The problem with video-conferencing is that the body is but isn’t there… The situation is more like a face-to-face encounter than most any other medium, but, for that very reason, it frustrates us because it is, nonetheless, significantly different. I suppose we might think of it as something like a conversational uncanny valley. The full range of what the mind assumes should be available to it when it perceives a body, simply isn’t there…

Participants are not, in fact, sharing the same physical space, making it difficult to perceive our conversation partners as part of a cohesive perceptive field. They lose their integrity as objects of perception, which is to say they don’t appear whole and independent; they appear truncated and as parts of a representation within another object of perception, the screen.

Categories
Mental Health

Forget the end, and just keep going

Bookmarked Opinion: COVID-19 is like running a marathon with no finish line. What does sports science say about how we can win it? by Alex Hutchinson (The Globe and Mail)

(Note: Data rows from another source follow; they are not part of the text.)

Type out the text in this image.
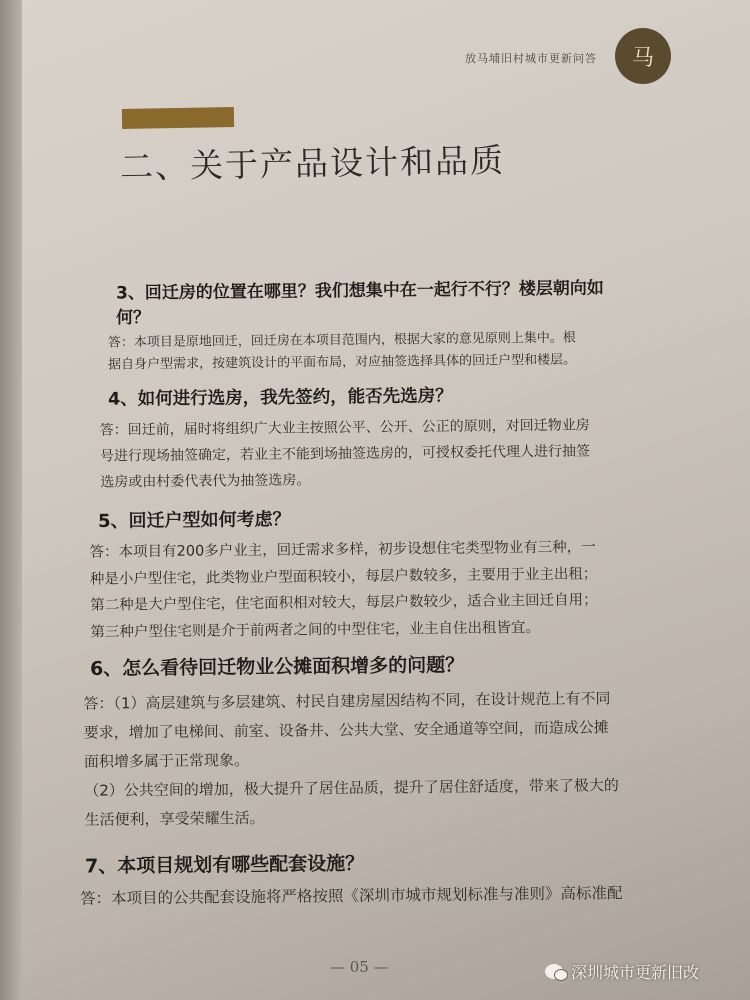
放马埔旧村城市更新问答	马
二、关于产品设计和品质
3、回迁房的位置在哪里？我们想集中在一起行不行？楼层朝向如
何？
答：本项目是原地回迁，回迁房在本项目范围内，根据大家的意见原则上集中。根
据自身户型需求，按建筑设计的平面布局，对应抽签选择具体的回迁户型和楼层。
4、如何进行选房，我先签约，能否先选房？
答：回迁前，届时将组织广大业主按照公平、公开、公正的原则，对回迁物业房
号进行现场抽签确定，若业主不能到场抽签选房的，可授权委托代理人进行抽签
选房或由村委代表代为抽签选房。
5、回迁户型如何考虑？
答：本项目有200多户业主，回迁需求多样，初步设想住宅类型物业有三种，一
种是小户型住宅，此类物业户型面积较小，每层户数较多，主要用于业主出租；
第二种是大户型住宅，住宅面积相对较大，每层户数较少，适合业主回迁自用；
第三种户型住宅则是介于前两者之间的中型住宅，业主自住出租皆宜。
6、怎么看待回迁物业公摊面积增多的问题？
答：（1）高层建筑与多层建筑、村民自建房屋因结构不同，在设计规范上有不同
要求，增加了电梯间、前室、设备井、公共大堂、安全通道等空间，而造成公摊
面积增多属于正常现象。
（2）公共空间的增加，极大提升了居住品质，提升了居住舒适度，带来了极大的
生活便利，享受荣耀生活。
7、本项目规划有哪些配套设施？
答：本项目的公共配套设施将严格按照《深圳市城市规划标准与准则》高标准配
— 05 —	深圳城市更新旧改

In any feat of endurance, humans want to see the goal – and in the pandemic, we’re not there yet, despite the breakthroughs in vaccine research. Staying in the moment might be better for us than fantasizing about a future just beyond reach

It turns out that, if you ask yourself “Can I keep going?” rather than “Can I make it to the finish?” you’re far more likely to answer in the affirmative.

Alex Hutchinson

“The next loop, always the next loop,” French runner Guillaume Calmettes told The Guardian after notching 59 laps in 59 hours to win a similar (but non-virtual) event in 2017. “You’re never overwhelmed by what you have left to run, because you simply don’t know what you have left to run.”

Via Austin Kleon.

Makes me think of Dory’s “just keep swimming,” which I turned into a “just keep spinning” mantra for biking up hills.